In a circular sent out to a consumer which suggested that their cable services were available in the specific street, one of the residents receiving the leaflet complained to the ASA because they are actually unable to get the service.
"Dear Householder We've already done all the hard work and connected your street to our state-of-the-art fibre optic cable. In fact, you may have seen Virgin Media vans driving around your area. We've done the checks for you and you're ready to go. So it's easy to turn you on to a world of entertainment … All the hard work's already been done. We've connected your street, run the checks and you're all ready to go. In fact, all you have to do is pick up the phone. Call today, and we'll arrange a time for an engineer to pop round, install everything and show you how it all works …".
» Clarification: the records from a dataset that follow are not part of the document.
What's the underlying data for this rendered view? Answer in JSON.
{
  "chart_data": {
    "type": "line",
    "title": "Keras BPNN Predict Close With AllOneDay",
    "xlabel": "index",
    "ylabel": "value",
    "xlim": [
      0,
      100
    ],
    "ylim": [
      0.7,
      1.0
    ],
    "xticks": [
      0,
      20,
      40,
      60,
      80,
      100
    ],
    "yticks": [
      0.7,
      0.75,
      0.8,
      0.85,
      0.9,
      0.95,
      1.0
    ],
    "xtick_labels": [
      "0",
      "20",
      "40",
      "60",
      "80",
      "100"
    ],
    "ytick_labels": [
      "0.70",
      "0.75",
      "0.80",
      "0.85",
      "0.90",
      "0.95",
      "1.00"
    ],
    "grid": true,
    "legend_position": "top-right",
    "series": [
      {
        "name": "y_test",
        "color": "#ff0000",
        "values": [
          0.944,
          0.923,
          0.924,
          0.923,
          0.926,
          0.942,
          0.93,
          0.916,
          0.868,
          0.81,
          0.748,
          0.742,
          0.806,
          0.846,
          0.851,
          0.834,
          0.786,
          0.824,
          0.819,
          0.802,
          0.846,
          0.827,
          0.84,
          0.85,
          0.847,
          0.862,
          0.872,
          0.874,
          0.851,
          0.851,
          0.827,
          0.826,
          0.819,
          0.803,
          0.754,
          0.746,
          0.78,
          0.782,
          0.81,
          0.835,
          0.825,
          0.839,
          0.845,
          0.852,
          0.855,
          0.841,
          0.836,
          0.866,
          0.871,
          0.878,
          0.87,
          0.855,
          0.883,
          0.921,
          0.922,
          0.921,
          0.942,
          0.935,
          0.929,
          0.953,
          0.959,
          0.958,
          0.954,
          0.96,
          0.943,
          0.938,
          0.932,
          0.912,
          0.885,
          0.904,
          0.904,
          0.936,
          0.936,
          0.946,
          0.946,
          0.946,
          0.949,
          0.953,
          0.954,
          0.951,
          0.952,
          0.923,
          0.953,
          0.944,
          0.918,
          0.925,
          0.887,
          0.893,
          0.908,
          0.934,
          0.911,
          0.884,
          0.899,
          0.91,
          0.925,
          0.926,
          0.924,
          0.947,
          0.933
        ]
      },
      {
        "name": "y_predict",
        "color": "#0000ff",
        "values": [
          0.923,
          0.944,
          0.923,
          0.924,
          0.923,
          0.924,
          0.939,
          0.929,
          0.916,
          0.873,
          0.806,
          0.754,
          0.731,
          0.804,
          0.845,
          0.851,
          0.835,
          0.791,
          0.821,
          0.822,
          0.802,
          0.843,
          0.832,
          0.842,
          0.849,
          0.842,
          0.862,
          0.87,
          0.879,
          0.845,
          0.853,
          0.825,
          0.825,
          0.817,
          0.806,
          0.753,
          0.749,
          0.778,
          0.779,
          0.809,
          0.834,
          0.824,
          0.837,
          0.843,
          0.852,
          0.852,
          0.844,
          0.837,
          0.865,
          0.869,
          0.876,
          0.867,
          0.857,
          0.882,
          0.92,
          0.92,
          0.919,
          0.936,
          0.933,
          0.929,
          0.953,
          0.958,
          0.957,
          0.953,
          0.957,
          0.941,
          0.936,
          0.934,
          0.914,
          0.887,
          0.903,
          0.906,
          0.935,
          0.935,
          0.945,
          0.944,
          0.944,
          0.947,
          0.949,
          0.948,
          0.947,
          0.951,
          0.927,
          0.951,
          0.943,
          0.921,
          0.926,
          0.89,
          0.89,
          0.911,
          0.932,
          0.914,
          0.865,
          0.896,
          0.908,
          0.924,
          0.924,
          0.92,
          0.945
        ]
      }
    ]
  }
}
Small print included "SERVICES AVAILABLE IN VIRGIN MEDIA CABLED STREETS ONLY. Subject to network capacity, status and credit checks. In limited cases, cabling may not extend from the street to individual premises. A survey will confirm this as soon as possible after enquiries being made. Check if your home's connected at virginmedia.com..."Extract from Virgin Media circular
The complaint was upheld, even though the small print indicated that a survey to confirm availability of the service would be carried out. The ASA determined that the small print contradicted the main body, and thus the advert should not run in the same form and importantly told Virgin Media to not make claims or imply that people were able to obtain their services if this was not the case. In short the main headline for any future adverts that target specific areas need to be clear that not every premise will be able to get the service.
What is interesting in this case is that Virgin Media appears to have several availability databases, and the leaflet was based on the ability to receive TV and broadband, but the property in question was unable to get a telephone service. This in itself seems an unusual situation, as the coax from the street cabinet is fed with a pair of copper wires for the telephone attached (yes, no fibre is present in the final run to a property), we therefore presume either the copper pair is broke or just not present due to the age of the original coax to the property. Even so it is a surprise to find out that in a street with the cable infrastructure and a property already connected Virgin Media is not willing to fix the connectivity when someone places an order.